As 300spartansgym noted today, Colorado Governor (and Democrat) Bill Ritter signed HB 1355. The law will now prevent "insurance companies from penalizing small businesses if employees or their families have been sick."
It's almost pathetic the public must affirm such things, and highlights yet again the unbelievable inequity of power between us little guys and them corporations.
But we all most bow down to "judicial precedence". All hail (among others) the 1886 Supreme Court decision in Santa Clara County v. Southern Pacific Railroad declaring corporations are entitled to the same rights as actual human beings in the Fourteenth Amendment.
But it wasn't always this way.
For example, in my home state of Ohio's original 1803 Constitution, they explicitly defined the powers of corporations, including such provisions that:
- limited duration of charter or certificate of incorporation,
- limited amount of land ownership,
- limitation of amount of capitalization, or total investment of owners,
- limitations of charter or specific purpose (to amend its charter, a new corporation had to be formed),
- the state reserving the right to amend the charter or to revoke them.
That comes from a summary of Corporate Power (pdf) produced by the Northeast Ohio Office of the American Friends Service Committee, an organization of Quakers dedicated to peace.
And though I cannot cross-verify this anywhere, they claim the following is text from an Ohio Supreme Court decision during the mid-19th century:
The corporation has received vitality from the state; it continues during its existence to be the creature of the state; must live subservient to its laws, and has such powers and franchises as those laws have bestowed upon it, and none others.

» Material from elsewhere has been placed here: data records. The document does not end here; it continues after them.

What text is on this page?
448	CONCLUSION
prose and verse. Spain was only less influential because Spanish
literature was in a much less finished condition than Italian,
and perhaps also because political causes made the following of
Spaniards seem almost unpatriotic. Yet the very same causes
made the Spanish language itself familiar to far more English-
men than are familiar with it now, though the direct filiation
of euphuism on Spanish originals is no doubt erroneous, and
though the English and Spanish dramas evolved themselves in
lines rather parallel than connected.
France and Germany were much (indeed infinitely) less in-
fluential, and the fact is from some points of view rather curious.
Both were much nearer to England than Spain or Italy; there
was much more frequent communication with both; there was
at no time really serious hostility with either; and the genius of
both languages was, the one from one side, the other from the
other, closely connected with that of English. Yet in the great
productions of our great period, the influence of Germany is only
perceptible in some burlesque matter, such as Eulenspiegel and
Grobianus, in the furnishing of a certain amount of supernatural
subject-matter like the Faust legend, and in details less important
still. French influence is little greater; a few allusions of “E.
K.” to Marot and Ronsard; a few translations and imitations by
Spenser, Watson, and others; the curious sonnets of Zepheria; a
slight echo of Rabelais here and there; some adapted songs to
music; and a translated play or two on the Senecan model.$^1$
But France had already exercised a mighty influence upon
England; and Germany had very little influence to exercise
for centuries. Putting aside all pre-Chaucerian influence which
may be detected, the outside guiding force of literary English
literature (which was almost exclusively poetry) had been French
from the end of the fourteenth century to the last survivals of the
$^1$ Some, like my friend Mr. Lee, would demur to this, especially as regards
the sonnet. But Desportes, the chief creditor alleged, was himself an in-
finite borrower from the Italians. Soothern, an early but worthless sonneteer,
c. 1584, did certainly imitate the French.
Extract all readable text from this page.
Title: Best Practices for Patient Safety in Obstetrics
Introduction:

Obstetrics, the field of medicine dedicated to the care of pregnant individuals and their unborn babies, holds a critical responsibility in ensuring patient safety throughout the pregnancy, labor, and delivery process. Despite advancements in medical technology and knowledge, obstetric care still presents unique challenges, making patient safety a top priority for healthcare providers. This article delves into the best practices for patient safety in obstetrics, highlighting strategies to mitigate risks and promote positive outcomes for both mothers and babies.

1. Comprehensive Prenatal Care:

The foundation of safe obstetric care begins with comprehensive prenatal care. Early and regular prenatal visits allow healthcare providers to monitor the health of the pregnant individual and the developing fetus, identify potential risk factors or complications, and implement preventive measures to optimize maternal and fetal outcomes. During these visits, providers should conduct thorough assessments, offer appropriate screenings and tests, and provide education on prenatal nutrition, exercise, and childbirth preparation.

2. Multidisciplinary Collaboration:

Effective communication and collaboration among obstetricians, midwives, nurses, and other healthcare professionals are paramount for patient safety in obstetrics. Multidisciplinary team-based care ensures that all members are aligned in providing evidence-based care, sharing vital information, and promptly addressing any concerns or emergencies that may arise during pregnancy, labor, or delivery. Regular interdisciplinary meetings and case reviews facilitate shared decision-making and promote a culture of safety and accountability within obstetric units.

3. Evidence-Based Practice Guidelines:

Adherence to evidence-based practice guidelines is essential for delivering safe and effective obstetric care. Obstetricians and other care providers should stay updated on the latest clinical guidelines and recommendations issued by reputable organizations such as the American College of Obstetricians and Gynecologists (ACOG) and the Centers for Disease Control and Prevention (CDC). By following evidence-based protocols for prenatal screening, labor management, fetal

As the state was not bound to create it in the first place, it is not bound to maintain it after having done so, if it violates the laws or public policy of the state, or misuses its franchises to oppress the citizens thereof.
I'm not just some corporate-hater, I'm a corporation owner myself. But I don't think it radical to imagine a world where corporations must ultimately answer to the people, not their shareholders.
I'll let the words of another Ohio Democrat speak for me, since they ring as true now as when originally spoken:
The first thing to understand is the difference between the natural person and the fictitious person called a corporation. They differ in the purpose for which they are created, in the strength which they possess, and in the restraints under which they act.
Man is the handiwork of God and was placed upon earth to carry out a Divine purpose; the corporation is the handiwork of man and created to carry out a money-making policy.
There is comparatively little difference in the strength of men; a corporation may be one hundred, one thousand, or even one million times stronger than the average man. Man acts under the restraints of conscience, and is influenced also by a belief in a future life. A corporation has no soul and cares nothing about the hereafter. ...
A corporation has no rights except those given it by law. It can exercise no power except that conferred upon it by the people through legislation, and the people should be as free to withhold as to give, public interest and not private advantage being the end in view.
-- William Jennings Bryan
address to the Ohio 1912 Constitutional Convention
Someone once told me you're not supposed to end your writings with a quote, so now I haven't.